Despite its strategic role as an international ferry port, Holyhead has suffered from poverty, unemployment, and deprivation for decades.

In 2014 the Welsh Government approved a £7.5m funding bid to help regenerate the town. The programme will aim to tackle poverty through maximising community benefits from new development opportunities. It will focus on homes, places, and people with a key part of the plan helping to support community development and training

Holyhead nests within Holy Island, which in turn nests within the island of Anglesey. Its successful bid, entitled ‘Holyhead: Realising Sustainable Community Benefit’, will help transform one of Wales' most deprived towns. But Anglesea is an Enterprise Zone with an Energy Island Programme.
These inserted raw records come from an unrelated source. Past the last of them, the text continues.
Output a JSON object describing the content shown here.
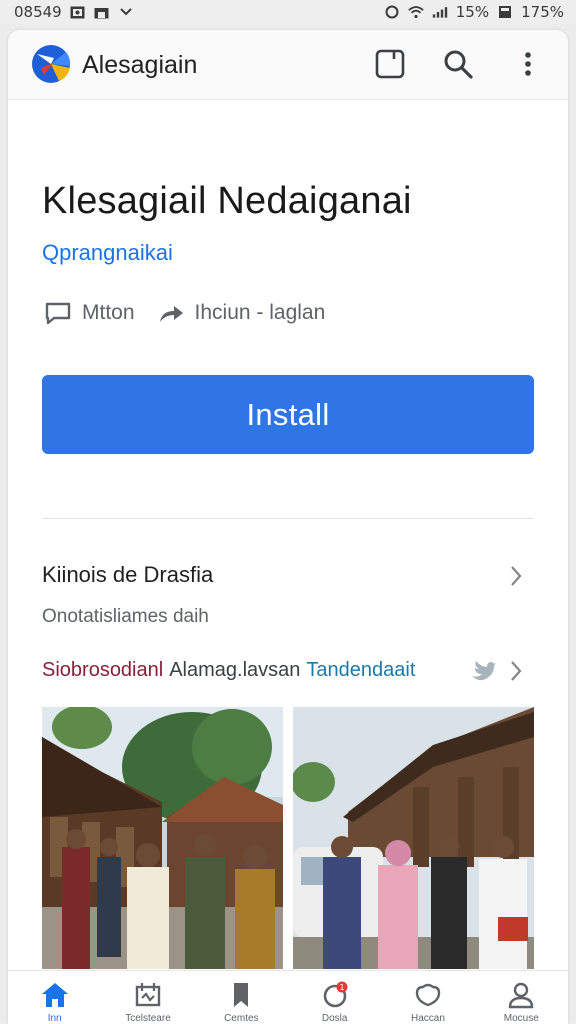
{
  "status_bar": {
    "time": "08549",
    "battery_percent": "15%",
    "right_value": "175%"
  },
  "app_bar": {
    "title": "Alesagiain"
  },
  "app": {
    "title": "Klesagiail Nedaiganai",
    "developer": "Qprangnaikai",
    "meta_items": [
      "Mtton",
      "Ihciun - laglan"
    ],
    "install_label": "Install"
  },
  "section": {
    "title": "Kiinois de Drasfia",
    "subtitle": "Onotatisliames daih",
    "tag_a": "Siobrosodianl",
    "tag_b": "Alamag.lavsan",
    "tag_c": "Tandendaait"
  },
  "bottom_nav": {
    "items": [
      {
        "label": "Inn",
        "icon": "home-icon"
      },
      {
        "label": "Tcelsteare",
        "icon": "apps-icon"
      },
      {
        "label": "Cemtes",
        "icon": "bookmark-icon"
      },
      {
        "label": "Dosla",
        "icon": "notification-icon"
      },
      {
        "label": "Haccan",
        "icon": "gift-icon"
      },
      {
        "label": "Mocuse",
        "icon": "account-icon"
      }
    ]
  },
  "colors": {
    "accent": "#2f75e6",
    "link": "#1a73e8",
    "tag_red": "#8a1f3a",
    "tag_teal": "#1a7aa8"
  }
}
The award to Holyhead has the objective of help organise a co-ordinated response to major new developments expected in Anglesea over the next five years.

The concept is to develop the town’s important and distinctive character areas to expand, enhance and rejuvenate the community in a sustainable manner by:

* Attracting more visitors to both Holyhead and Anglesey through enhancement of the area as a leisure and tourism destination;
* Regeneration of the area through continued investment by the renovation and reuse of the listed buildings and structures along the Waterfront coastline;
* Improved public access, extension of the Promenade, enhanced public open space along Beach Road and the creation of a new beach East of the new Breakwater and Marina Facility;
* Working in partnership with established local businesses and other tourist attractions such as the Breakwater Country Park to provide wider benefits.

Anglsea is in turn connected by the Menai Straight’s bridges to the mainland region of North Wales, which is encompasssed by the A55 and A5 trunk roads from the bridges to the border with England, between Chester and Wrexham. This east west connectivity of places within places involves the enterprise zones of Deeside and Snowdonia as well as Anglesea, making this region of Wales an important education model for studying economic regeneration.